Грачик поднялся и прошёлся по комнате.
— А как вы думаете, Силс, чем можно было бы помочь в этом деле?.. Надо подумать, хорошенько подумать. Нельзя ли помочь этим девушкам стать… ну вот, как вы с Круминьшем, — стать настоящими людьми. Это было бы так хорошо!
— Именно хорошо. Только ведь Вилма узнает, что Круминьш убит…
— Что же будет, если Вилма узнает?
— Плохо будет для Инги. Вилма горячий человек, она может испортить дело.
— Давайте подумаем об этом вместе… в следующий раз.
— Я могу идти? — после некоторого молчания спросил Силс, и голос его снова прозвучал сухо и угрюмо, словно между ними и не произошло такого дружеского разговора.
— Конечно, — согласился было Грачик, но тут же быстро спросил: — А скажите мне, Силс, теперь, когда мы хорошо познакомились и, кажется, поняли друг друга: что заставило вас отказаться от исполнения диверсионного задания? Что толкнуло вас явиться к советским властям?
Силс стоял, опустив голову, погруженный в задумчивость. По движению его пальцев, нервно теребивших пуговицу пиджака, Грачик понял, что молодой человек смущён и не знает, что сказать, или не решается выговорить правду.
— Если не хотите — можете не отвечать.
— Нет, почему же, — ответил Силс, не поднимая головы. — Именно теперь и надо сказать… Это Круминьш надумал, что наше дело безнадёжно. Именно безнадёжно. Нас поймают. Поймают и будет худо.

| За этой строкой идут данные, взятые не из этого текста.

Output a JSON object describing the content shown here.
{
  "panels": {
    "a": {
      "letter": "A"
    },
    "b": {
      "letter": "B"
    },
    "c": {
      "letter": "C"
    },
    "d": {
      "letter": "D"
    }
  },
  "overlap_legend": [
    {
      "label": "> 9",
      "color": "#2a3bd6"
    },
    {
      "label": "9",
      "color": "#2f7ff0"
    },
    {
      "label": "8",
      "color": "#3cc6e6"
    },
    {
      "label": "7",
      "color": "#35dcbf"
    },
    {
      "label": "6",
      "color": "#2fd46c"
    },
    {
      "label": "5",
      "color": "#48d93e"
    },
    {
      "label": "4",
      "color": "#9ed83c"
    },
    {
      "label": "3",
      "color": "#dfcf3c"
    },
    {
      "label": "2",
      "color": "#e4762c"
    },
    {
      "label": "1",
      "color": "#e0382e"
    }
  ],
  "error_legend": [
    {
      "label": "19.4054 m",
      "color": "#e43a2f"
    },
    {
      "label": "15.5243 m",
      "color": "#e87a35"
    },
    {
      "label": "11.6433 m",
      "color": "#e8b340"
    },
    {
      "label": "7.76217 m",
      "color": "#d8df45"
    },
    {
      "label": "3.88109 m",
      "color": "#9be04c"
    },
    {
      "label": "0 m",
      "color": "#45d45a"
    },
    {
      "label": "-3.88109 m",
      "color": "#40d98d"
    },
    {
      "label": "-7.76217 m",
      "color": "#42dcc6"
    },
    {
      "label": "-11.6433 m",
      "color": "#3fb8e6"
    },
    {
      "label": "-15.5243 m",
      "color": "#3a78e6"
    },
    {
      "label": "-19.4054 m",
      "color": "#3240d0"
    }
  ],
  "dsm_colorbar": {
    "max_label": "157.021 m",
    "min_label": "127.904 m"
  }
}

— Что значит худо? — спросил Грачик.
— Именно так худо, что хуже и нельзя. Если поймают — расстрел.
— Это Круминьш говорил?
— Нас так учили: если провал — надо отравиться. А ни он, ни я — мы не хотели умирать.
— Значит, страх смерти заставил вас явиться с повинной? — спросил Грачик. — А Инга, а Вилма?..
Тут Силс поднял голову и посмотрел Грачику в лицо:
— Именно так: Инга и Вилма тогда… А потом?.. потом мы все увидели и поняли… Только это долго рассказывать. А вам трудно поверить.